Whitman responds to the b'hoy as an exemplary, middle-class individualist: "The boy I love," he writes in "Song of Myself," "becomes a man not through derived power but in his own right" (LG 81). "The young mechanic is closest to me," he adds, following this with the affirmation that "there is no trade or employment but the young man following it may become a hero" (82, 83). The fact that the b'hoy emerges in the antebellum period as an individual above all else is, I think, an important clue to the kind of class identity he represents, an identity that is more ambiguous than might be apparent in accounts that celebrate his "boisterous working class consciousness." In A Pen-and-Ink Panorama of New York City (1853), Cornelius Mathews observes that the b'hoy was most often "a respectable young butcher" but that he was "sometimes a stout clerk in a jobbing house" and "oftener a junior partner in a wholesale grocery." The artisan-class location of the b'hoy thus overlaps with an emerging white-collar sector in the antebellum city, produced by the growth of manufacturing in competitive markets-a sector comprising "brokers, commission merchants, agents, auctioneers, jobbers, credit reporting agents, advertisers, insurance agents, and freight haulers," the typically atomized individuals of a commercial society.

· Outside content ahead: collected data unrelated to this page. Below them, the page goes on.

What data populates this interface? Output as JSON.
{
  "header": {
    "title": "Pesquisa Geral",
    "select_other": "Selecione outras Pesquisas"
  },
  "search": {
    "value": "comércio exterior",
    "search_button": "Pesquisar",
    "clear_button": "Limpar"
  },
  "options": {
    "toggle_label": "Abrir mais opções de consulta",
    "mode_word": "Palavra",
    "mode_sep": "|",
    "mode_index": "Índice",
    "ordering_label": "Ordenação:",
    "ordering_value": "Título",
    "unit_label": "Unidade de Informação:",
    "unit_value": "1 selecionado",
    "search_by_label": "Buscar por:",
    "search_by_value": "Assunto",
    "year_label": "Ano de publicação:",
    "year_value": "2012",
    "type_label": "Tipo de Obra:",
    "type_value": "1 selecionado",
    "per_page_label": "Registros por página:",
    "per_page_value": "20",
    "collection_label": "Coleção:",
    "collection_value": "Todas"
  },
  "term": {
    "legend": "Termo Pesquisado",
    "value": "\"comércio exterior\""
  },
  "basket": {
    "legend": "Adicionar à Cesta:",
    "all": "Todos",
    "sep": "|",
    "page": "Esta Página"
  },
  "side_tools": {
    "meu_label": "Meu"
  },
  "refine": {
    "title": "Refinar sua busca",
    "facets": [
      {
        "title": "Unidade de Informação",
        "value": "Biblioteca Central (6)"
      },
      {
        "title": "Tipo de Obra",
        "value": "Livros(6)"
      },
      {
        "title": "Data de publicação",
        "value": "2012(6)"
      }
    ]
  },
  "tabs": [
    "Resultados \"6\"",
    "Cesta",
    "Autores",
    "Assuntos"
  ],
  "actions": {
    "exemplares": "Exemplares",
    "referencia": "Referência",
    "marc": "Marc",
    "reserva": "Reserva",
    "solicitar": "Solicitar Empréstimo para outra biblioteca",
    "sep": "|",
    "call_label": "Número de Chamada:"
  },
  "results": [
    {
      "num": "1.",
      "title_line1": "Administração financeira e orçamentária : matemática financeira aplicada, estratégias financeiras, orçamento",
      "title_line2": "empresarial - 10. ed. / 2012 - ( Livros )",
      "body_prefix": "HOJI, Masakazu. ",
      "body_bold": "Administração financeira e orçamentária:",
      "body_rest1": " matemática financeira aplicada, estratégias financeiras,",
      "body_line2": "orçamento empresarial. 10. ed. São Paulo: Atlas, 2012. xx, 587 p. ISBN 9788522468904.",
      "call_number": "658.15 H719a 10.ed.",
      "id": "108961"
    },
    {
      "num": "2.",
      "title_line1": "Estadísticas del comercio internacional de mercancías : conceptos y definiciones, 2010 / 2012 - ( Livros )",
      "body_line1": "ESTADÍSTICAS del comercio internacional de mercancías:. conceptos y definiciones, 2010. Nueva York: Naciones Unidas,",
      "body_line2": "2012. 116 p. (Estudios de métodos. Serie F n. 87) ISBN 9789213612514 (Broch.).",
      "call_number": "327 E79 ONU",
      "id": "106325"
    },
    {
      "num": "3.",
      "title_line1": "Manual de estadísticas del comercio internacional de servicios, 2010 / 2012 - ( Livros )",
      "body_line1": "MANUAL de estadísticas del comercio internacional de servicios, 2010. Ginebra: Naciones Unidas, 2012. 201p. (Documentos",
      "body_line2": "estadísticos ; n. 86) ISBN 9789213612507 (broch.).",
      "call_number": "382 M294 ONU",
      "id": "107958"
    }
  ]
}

The Bowery b'hoy belonged to the most mobile and ambitious members of the workforce. Situated precariously at the margins of middle-class respectability, he was a member of the diffuse but distinctive lower middle class of the antebellum period. This "syncretic lower middle class" was composed of both small, independent producers (farmers, artisans, shopkeepers) and the dependent clerks and technicians produced by an emergent industrial capitalist economy. These are the "eager and apprehensive men of small property" identified by Tocqueville as typical Americans-precariously poised between comfort and deprivation in a wildly fluctuating economy. Their vulnerability is voiced by Puffy the baker in Dion Boucicault's popular melodrama set in the aftermath of the 1837 Panic, The Poor of New York (1857): "Down in the world now, sir-over speculated like the rest on 'em. I expanded on a new-fangled oven, that was to bake enough bread in six hours to supply the whole United States-got done brown in it myself-subsided into Bowery-expanded again on woffles, caught a second time-obliged to contract into a twelve foot front on Division street. Mrs P. tends the indoor trade-I do a locomotive business in potatoes, and we let our second floor." The Jacksonian America that shaped Whitman's poetic expression is profoundly marked by this mixture of buoyant self-assertion and anxious exposure to the contingencies of the marketplace.
The members of the lower middle class are what Victor Turner terms "threshold people," those liminal persons who "elude or slip through the network of classifications that normally locate states and positions in cultural space." The lower middle class is thus by definition a "complex and unstable" grouping, "polymorphous and tangled." What unity it has derives from a "sense of honorable status," marking its members out from what they regard as the unskilled, less respectable, and wholly dependent working classes. The figure of the Bowery b'hoy identified with by Whitman is bound up with the vicissitudes of this anxious, ambitious class and its struggle to create and defend a symbolic space for itself in the contested spaces of the modern city.